Is het werkelijk nodig om in een geval als dit een professional waar vertrouwen in gesteld wordt, buiten te sluiten? Hoe gaat u in een vergelijkbaar geval in Nieuw-Zeeland te werk?

Namens het Verve-project, Marjoke Haak

 

Beste Marjoke,

Wat jammer dat er voor Julie geen EK-c gehouden is. Ik zou er heel hard aan getrokken hebben om die conferentie alsnog door te laten gaan. Julies mentor kan aan de conferentie deelnemen, maar als professional kan ze niet bij het besloten deel aanwezig zijn. In het eerste deel van de conferentie kan ze Julie steunen door een bijdrage te leveren (het delen van informatie) en ze kan bij het derde deel van de conferentie aanwezig zijn (wanneer het plan van de familie beoordeeld en geaccepteerd wordt). Voor Julie is het een geruststellende gedachte dat haar mentor de hele tijd in de buurt is, ook al is ze er niet bij het besloten deel. De reden hiervoor is dat, hoewel Julie zich gesteund zal voelen door de aanwezigheid van haar mentor, diezelfde aanwezigheid invloed heeft op de manier waarop de rest van de familie en het vrienden/netwerk zich gedraagt.

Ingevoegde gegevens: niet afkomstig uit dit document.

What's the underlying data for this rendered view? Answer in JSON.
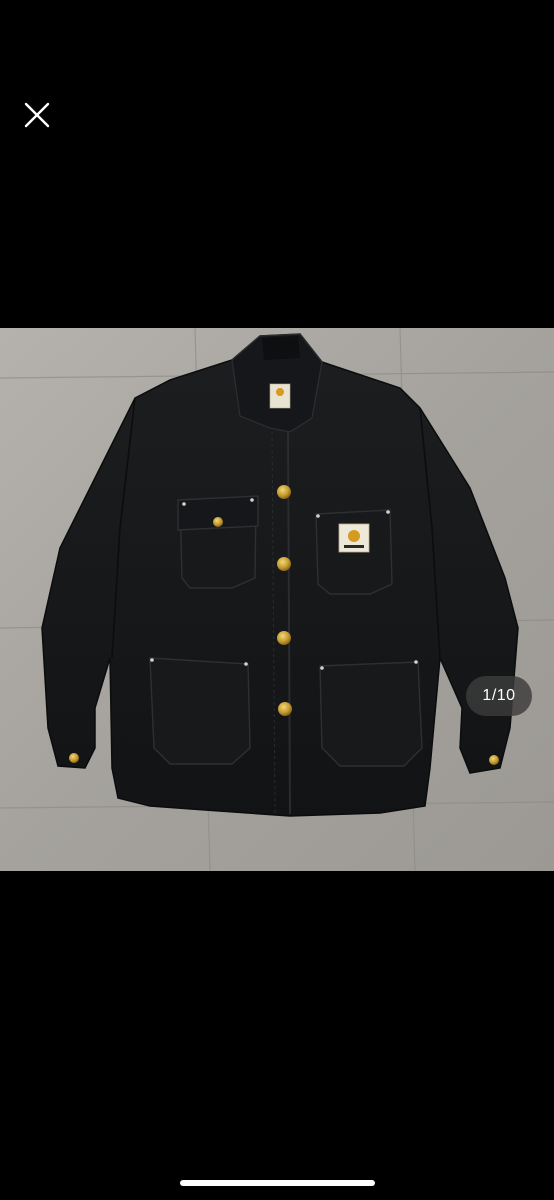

Een EK-c is erop gericht families aan te moedigen om de situatie in eigen hand te nemen en zelf een plan te maken dat veilig is voor een kind. De aanwezigheid van een professional (hoe goed ze het ook bedoelt en hoeveel ze ook voor de cliënt betekent) heeft invloed op de dynamiek van de bijeenkomst. Dat kan de kwaliteit van de gesprekken en de discussies die noodzakelijk zijn om een veilig plan te formuleren, beïnvloeden. In Nieuw-Zeeland zouden we de professionele mentor voor de EK-c uitnodigen, maar uitleggen welke rol ze bij de conferentie vervult en hoe ze als professional Julie kan steunen. Julie en haar familieleden krijgen uitleg dat, als Julie het tijdens de besloten tijd nodig vindt iets met haar mentor te bespreken, de besloten tijd daarvoor opgeschort kan worden.

Het doel van de besloten tijd is niet om Julies mentor buiten te sluiten, maar om te voorkomen dat door de aanwezigheid van een professional noodzakelijke discussies niet plaatsvinden, waardoor de familie geen eigenaar van de besluiten wordt en er daardoor geen verantwoordelijkheid voor voelt. Ik hoop dat ik hier duidelijk over ben. Als we willen dat families het contact met hun kinderen herstellen en zelf de leiding nemen, moeten we naar hun ervaringen luisteren: ze voelen zich niet op hun gemak als er professionals bij zijn. Daarom houden we hier zo strak de hand aan.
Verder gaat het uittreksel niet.